- Conference: Pacific Coast Conference
- Record: 1–8 (0–5 PCC)
- Head coach: James A. Brown (2nd season);
- Home stadium: Neale Stadium

= 1946 Idaho Vandals football team =

American college football season

The 1946 Idaho Vandals football team represented the University of Idaho in the 1946 college football season. The Vandals were led by second-year head coach James A. Brown and were members of the Pacific Coast Conference. Home games were played on campus at Neale Stadium in Moscow, with none held in Boise this season.

Idaho was 1–8 overall and lost all five of their PCC games.

The Vandals' losing streak in the Battle of the Palouse with neighbor Washington State reached eighteen games, shut out 0–32 in Pullman on October 5. Idaho tied the Cougars four years later, but the winless streak continued until 1954.

In the rivalry game with Montana in Missoula, Idaho was blanked 0–19 to relinquish the Little Brown Stein; it was the fourth of six straight shutouts in the series, with each side winning three.

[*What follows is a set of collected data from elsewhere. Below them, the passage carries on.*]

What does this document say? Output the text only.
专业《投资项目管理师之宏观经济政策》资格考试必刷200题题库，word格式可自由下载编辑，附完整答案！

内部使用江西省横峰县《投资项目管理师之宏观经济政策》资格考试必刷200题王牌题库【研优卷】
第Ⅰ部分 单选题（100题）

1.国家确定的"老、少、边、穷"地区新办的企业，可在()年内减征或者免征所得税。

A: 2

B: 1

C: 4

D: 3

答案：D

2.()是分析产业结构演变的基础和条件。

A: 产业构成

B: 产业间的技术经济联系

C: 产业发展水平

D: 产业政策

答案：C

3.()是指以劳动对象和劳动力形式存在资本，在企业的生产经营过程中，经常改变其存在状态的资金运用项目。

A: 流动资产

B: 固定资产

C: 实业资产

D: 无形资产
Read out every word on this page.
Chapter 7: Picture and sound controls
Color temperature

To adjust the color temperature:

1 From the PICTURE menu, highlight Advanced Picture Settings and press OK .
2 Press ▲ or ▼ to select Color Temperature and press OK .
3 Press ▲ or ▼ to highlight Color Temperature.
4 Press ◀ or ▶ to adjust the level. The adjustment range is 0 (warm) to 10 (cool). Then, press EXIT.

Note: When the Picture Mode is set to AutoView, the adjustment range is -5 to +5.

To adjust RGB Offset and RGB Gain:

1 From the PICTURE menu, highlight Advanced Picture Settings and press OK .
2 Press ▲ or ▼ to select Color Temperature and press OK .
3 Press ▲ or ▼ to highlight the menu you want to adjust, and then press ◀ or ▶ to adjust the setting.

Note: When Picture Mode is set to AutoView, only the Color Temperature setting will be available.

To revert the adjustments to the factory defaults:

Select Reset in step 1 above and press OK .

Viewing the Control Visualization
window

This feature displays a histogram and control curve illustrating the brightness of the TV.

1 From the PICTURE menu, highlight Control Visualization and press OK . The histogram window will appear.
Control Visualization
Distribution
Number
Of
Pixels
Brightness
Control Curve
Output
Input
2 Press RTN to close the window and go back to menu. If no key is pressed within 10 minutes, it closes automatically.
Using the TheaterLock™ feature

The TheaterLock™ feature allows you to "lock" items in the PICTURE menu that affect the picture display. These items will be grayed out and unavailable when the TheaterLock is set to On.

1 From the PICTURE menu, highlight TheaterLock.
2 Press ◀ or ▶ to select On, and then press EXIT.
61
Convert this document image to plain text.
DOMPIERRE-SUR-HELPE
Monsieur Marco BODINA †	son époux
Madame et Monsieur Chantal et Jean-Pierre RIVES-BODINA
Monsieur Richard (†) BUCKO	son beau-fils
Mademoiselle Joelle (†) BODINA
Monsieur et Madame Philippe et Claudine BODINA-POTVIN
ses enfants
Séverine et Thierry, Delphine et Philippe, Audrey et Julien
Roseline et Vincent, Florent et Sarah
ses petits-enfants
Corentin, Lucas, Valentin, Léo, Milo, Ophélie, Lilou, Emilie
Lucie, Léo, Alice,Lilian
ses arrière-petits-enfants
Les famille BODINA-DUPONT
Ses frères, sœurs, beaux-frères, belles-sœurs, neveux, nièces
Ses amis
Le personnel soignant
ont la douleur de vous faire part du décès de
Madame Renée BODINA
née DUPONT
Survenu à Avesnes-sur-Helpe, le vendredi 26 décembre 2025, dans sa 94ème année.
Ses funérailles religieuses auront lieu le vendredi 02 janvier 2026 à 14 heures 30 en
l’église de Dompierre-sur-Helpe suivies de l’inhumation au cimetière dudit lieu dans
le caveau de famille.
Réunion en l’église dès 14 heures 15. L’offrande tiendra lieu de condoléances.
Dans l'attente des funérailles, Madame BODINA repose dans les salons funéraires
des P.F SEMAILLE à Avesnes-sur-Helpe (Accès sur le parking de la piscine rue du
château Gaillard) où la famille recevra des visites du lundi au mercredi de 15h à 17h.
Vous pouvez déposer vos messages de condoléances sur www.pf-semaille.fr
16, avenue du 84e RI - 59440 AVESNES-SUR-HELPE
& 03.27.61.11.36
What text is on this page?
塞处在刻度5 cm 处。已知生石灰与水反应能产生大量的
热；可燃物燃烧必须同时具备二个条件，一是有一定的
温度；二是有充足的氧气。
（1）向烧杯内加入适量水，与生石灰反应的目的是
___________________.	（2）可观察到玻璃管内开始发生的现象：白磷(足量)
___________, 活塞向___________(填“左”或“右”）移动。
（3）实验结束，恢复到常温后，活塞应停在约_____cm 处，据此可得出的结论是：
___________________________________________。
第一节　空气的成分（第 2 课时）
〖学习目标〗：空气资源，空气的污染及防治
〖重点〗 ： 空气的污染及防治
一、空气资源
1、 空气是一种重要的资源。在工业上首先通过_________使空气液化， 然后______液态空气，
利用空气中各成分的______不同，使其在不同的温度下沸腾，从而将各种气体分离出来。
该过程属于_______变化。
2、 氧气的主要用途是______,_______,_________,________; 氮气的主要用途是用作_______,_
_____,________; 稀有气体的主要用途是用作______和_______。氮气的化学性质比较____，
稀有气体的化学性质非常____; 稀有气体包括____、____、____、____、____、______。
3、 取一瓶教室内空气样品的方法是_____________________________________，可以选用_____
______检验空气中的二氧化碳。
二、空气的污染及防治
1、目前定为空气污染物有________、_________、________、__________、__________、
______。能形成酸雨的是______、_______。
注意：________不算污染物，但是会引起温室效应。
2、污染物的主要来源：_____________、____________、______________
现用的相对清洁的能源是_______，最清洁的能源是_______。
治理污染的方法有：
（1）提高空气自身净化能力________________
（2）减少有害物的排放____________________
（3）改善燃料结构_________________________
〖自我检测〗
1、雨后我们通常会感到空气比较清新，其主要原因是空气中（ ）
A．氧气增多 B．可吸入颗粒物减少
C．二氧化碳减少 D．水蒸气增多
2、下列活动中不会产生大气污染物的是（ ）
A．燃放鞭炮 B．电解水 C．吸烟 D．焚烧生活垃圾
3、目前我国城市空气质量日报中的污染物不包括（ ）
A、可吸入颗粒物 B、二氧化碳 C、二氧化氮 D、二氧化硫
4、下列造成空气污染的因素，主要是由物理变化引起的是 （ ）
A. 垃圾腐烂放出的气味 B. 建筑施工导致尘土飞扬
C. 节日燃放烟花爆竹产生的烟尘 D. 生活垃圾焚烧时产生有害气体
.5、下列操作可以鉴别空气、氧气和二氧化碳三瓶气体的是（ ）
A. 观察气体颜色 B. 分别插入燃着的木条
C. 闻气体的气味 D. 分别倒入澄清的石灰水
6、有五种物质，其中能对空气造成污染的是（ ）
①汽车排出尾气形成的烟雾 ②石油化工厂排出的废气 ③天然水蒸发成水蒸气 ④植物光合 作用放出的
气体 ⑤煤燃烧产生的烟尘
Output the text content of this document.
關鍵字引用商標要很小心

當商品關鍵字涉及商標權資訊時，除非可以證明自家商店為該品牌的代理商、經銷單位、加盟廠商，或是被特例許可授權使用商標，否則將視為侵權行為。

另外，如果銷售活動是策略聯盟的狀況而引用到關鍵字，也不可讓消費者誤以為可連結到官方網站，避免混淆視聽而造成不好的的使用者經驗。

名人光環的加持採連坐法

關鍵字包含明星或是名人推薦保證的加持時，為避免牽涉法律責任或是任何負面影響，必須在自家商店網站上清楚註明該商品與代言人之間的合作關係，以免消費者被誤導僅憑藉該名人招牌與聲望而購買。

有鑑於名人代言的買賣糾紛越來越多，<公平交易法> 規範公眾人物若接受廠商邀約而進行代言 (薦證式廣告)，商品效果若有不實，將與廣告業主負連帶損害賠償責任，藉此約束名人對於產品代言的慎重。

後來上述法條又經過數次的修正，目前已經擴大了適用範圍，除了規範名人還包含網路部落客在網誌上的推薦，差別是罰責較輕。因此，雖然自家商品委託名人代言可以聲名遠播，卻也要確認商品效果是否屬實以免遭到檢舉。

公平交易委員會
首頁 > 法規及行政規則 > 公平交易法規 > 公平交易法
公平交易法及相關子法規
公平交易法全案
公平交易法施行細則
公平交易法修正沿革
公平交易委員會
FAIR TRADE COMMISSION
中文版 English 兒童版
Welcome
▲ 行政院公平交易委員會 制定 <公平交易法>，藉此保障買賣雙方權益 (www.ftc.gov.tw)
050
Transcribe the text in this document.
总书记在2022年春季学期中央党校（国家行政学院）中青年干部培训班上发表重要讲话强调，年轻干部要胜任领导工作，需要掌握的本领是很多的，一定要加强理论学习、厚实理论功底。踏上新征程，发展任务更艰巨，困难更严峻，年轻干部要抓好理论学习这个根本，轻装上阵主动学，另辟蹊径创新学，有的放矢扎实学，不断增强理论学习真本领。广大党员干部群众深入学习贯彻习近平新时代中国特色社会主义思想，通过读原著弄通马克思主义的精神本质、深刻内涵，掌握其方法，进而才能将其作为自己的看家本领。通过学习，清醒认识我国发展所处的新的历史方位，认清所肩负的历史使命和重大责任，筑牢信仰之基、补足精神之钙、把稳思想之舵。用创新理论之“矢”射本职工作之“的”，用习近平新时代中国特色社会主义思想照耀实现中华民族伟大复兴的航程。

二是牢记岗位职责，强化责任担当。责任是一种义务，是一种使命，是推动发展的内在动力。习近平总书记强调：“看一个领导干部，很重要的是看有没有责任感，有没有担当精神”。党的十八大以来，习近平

Shortly after the final game on Thanksgiving, Brown resigned as head coach; succeeded by Dixie Howell in February 1947.

==Schedule==

| Date | Time | Opponent | Site | Result | Attendance | Source |
| September 28 |  | at Stanford | Stanford Stadium; Stanford, CA; | L 0–45 | 15,000 |  |
| October 5 | 2:00 pm | at Washington State | Rogers Field; Pullman, WA (Battle of the Palouse); | L 0–32 | 14,000 |  |
| October 12 |  | at Marquette* | Marquette Stadium; Milwaukee, WI; | L 6–46 | 12,000 |  |
| October 19 | 2:00 pm | San Jose State* | Neale Stadium; Moscow, ID; | L 14–26 | 6,000 |  |
| October 26 | 2:00 pm | Oregon | Neale Stadium; Moscow, ID; | L 13–26 | 6,500 |  |
| November 2 | 1:00 pm | at Montana | Dornblaser Field; Missoula, MT (Little Brown Stein); | L 0–19 |  |  |
| November 9 |  | at Oregon State | Bell Field; Corvallis, OR; | L 0–34 | 4,000 |  |
| November 16 |  | Portland* | Neale Stadium; Moscow, ID; | W 20–6 | 1,500–3,500 |  |
| November 28 |  | at Fresno State* | Ratcliffe Stadium; Fresno, CA; | L 12–13 | 6,827 |  |
*Non-conference game; Homecoming; All times are in Pacific time;

==Coaching staff==
- Walt Price, line
- Ray Davis, backs
- Steve Belko, junior varsity

==All-conference==
No Vandals were named to the All-Coast team.